Laurent Rossi died of a heart attack on 20 August 2015, at age 67. He was the son of singer Tino Rossi.

==El bimbo in charts==
"El Bimbo" was released in France in June 1974 on the Pathé-Marconi record label, and in the UK in August 1975. The track went to #1 in France and #12 in the UK Singles Chart. It sold 1.3 million copies in France alone, and throughout the world over three million discs. As well as in France, the tune topped charts in Spain, Italy, Denmark, Turkey. and Lebanon. In Argentina, it was No. 2, and was a chart hit in Belgium, Switzerland, Mexico, and the United States. The record reached No. 1 in the Billboard Disco Singles, #5 on the Disco File Top 20 chart, and #43 in the Hot 100 charts in the U.S. In Canada, the song reached No. 77 in the Top Singles chart, and #31 in the Pop Music Playlist.

==Cover versions==

- Paul Mauriat released an instrumental arrangement in 1975.
- An instrumental cover version was recorded by Mescherin's Orchestra in the 1970s.
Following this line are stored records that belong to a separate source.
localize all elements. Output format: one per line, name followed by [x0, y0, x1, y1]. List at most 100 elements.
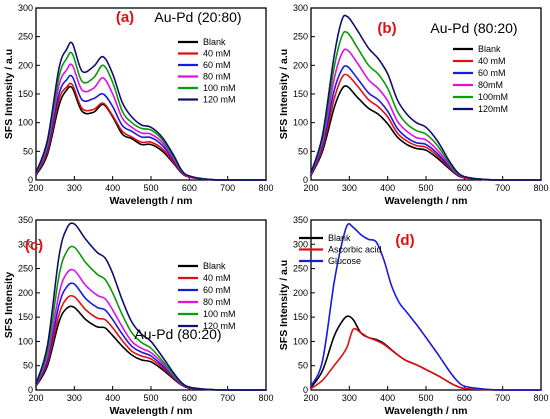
x-tick-label: 300	[67, 393, 82, 403]
y-tick-label: 300	[18, 3, 33, 13]
y-axis-title: SFS Intensity	[3, 272, 15, 339]
legend-label: Blank	[328, 233, 351, 243]
chart-panel-b: 200 300 400 500 600 700 800 0 50 100 150 200 250 300 W…	[275, 0, 550, 210]
legend-label: 120 mM	[203, 321, 236, 331]
legend-label: 80mM	[478, 80, 503, 90]
x-tick-label: 600	[182, 393, 197, 403]
x-axis-title: Wavelength / nm	[384, 195, 467, 207]
y-tick-label: 250	[293, 264, 308, 274]
series-line-120mm	[310, 14, 542, 181]
x-tick-label: 500	[418, 393, 433, 403]
legend-label: 40 mM	[203, 49, 231, 59]
legend-label: 60 mM	[203, 285, 231, 295]
chart-panel-d: 200 300 400 500 600 700 800 0 50 100 150 200 250 300 3…	[275, 210, 550, 419]
legend-label: Blank	[203, 37, 226, 47]
x-tick-label: 800	[533, 183, 548, 193]
y-tick-label: 100	[293, 336, 308, 346]
series-line-100-mm	[35, 51, 267, 181]
series-line-blank	[310, 315, 542, 391]
y-tick-label: 0	[303, 385, 308, 395]
y-tick-label: 0	[28, 175, 33, 185]
y-tick-label: 50	[23, 361, 33, 371]
y-tick-label: 50	[298, 146, 308, 156]
x-tick-label: 700	[220, 393, 235, 403]
legend-label: 120mM	[478, 104, 508, 114]
legend-label: Glucose	[328, 256, 361, 266]
y-tick-label: 250	[293, 32, 308, 42]
y-tick-label: 300	[293, 239, 308, 249]
chart-d-svg: 200 300 400 500 600 700 800 0 50 100 150 200 250 300 3…	[278, 215, 549, 417]
x-tick-label: 700	[220, 183, 235, 193]
legend-label: 100mM	[478, 92, 508, 102]
y-tick-label: 150	[293, 89, 308, 99]
y-axis-title: SFS Intensity / a.u	[278, 260, 290, 350]
panel-label: (c)	[25, 237, 43, 254]
x-tick-label: 300	[342, 183, 357, 193]
y-tick-label: 250	[18, 264, 33, 274]
panel-title: Au-Pd (80:20)	[430, 20, 517, 36]
series-line-80mm	[310, 48, 542, 181]
legend-label: 40 mM	[203, 273, 231, 283]
x-tick-label: 800	[258, 393, 273, 403]
x-tick-label: 800	[258, 183, 273, 193]
y-tick-label: 150	[293, 312, 308, 322]
x-tick-label: 200	[303, 183, 318, 193]
x-tick-label: 500	[418, 183, 433, 193]
x-tick-label: 400	[380, 393, 395, 403]
y-tick-label: 200	[293, 60, 308, 70]
y-tick-label: 300	[18, 239, 33, 249]
x-tick-label: 800	[533, 393, 548, 403]
x-tick-label: 600	[457, 183, 472, 193]
legend-label: Ascorbic acid	[328, 245, 382, 255]
x-tick-label: 300	[67, 183, 82, 193]
chart-panel-c: 200 300 400 500 600 700 800 0 50 100 150 200 250 300 3…	[0, 210, 275, 419]
y-tick-label: 300	[293, 3, 308, 13]
legend-label: 80 mM	[203, 297, 231, 307]
y-tick-label: 100	[18, 336, 33, 346]
panel-title: Au-Pd (80:20)	[134, 326, 221, 342]
x-tick-label: 400	[105, 183, 120, 193]
series-line-80-mm	[35, 63, 267, 181]
x-tick-label: 600	[457, 393, 472, 403]
y-tick-label: 150	[18, 89, 33, 99]
x-tick-label: 200	[28, 183, 43, 193]
panel-label: (d)	[395, 232, 414, 249]
y-tick-label: 250	[18, 32, 33, 42]
y-tick-label: 50	[23, 146, 33, 156]
y-tick-label: 0	[303, 175, 308, 185]
legend-label: 60 mM	[203, 60, 231, 70]
x-axis-title: Wavelength / nm	[384, 405, 467, 417]
legend-label: 120 mM	[203, 95, 236, 105]
x-tick-label: 500	[143, 183, 158, 193]
x-tick-label: 300	[342, 393, 357, 403]
legend-label: 100 mM	[203, 309, 236, 319]
y-tick-label: 200	[18, 288, 33, 298]
series-line-120-mm	[35, 222, 267, 391]
chart-b-svg: 200 300 400 500 600 700 800 0 50 100 150 200 250 300 W…	[278, 3, 549, 207]
series-line-glucose	[310, 223, 542, 391]
panel-label: (b)	[377, 20, 396, 37]
x-tick-label: 200	[28, 393, 43, 403]
x-tick-label: 200	[303, 393, 318, 403]
chart-c-svg: 200 300 400 500 600 700 800 0 50 100 150 200 250 300 3…	[3, 215, 274, 417]
series-line-60-mm	[310, 65, 542, 181]
panel-title: Au-Pd (20:80)	[154, 9, 241, 25]
x-tick-label: 500	[143, 393, 158, 403]
panel-label: (a)	[116, 9, 134, 26]
x-tick-label: 700	[495, 393, 510, 403]
y-tick-label: 0	[28, 385, 33, 395]
y-axis-title: SFS Intensity / a.u	[278, 49, 290, 139]
chart-a-svg: 200 300 400 500 600 700 800 0 50 100 150 200 250 300 W…	[3, 3, 274, 207]
x-tick-label: 600	[182, 183, 197, 193]
x-axis-title: Wavelength / nm	[109, 195, 192, 207]
y-tick-label: 100	[293, 118, 308, 128]
x-tick-label: 400	[105, 393, 120, 403]
x-axis-title: Wavelength / nm	[109, 405, 192, 417]
legend-label: Blank	[478, 44, 501, 54]
legend-label: 40 mM	[478, 56, 506, 66]
y-axis-title: SFS Intensity / a.u	[3, 49, 15, 139]
y-tick-label: 150	[18, 312, 33, 322]
y-tick-label: 350	[293, 215, 308, 225]
x-tick-label: 400	[380, 183, 395, 193]
plot-frame-c	[35, 219, 267, 391]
This version was often used on Soviet TV as an interlude and was released in compilation album easyUSSR (Лёгкие, LG-006-4).
- Greek singer Yiannis Parios had a hit cover version, in the Greek language "Pote Den Se Xehno" in the mid-1970s.
- The singer Marion released a single (Decca Records, 6.11 574 (AC)) with lyrics by Gerd Thumser, published in Germany in 1974, the album titled El bimbo in 1975 was published in Finland (EMI Records, 5E 246-35080), which had the song "El bimbo" as its opening track, with lyrics translated by Pertti Reponen. The album was the best-selling album in Finland for five weeks. It has sold over 52 000 copies, reaching platinum status. El bimbo is Marion's best-selling album throughout her career.
- Japanese singer Akemi Ishii covered this song as "An Olive Necklace" (オリーブの首飾り, Orību no Kubikazari) in November 1989.
- Indian Singer Zubeen Garg released a cover version in the Assamese language song "I Love you Buli Kolu Moi" in 2004.
- Ahmad Zahir, a famous musician in the 1960s and 1970s from Afghanistan, sampled El Bimbo when creating the Afghan hit "Tanha Shudam Tanha."

==Use of El Bimbo in other media==
The song, in a tango arrangement by Jean-Marc Dompierre, appeared in four of the seven Police Academy films starting from the first film up until Police Academy 4: Citizens on Patrol as the tango song in the Blue Oyster Bar scenes.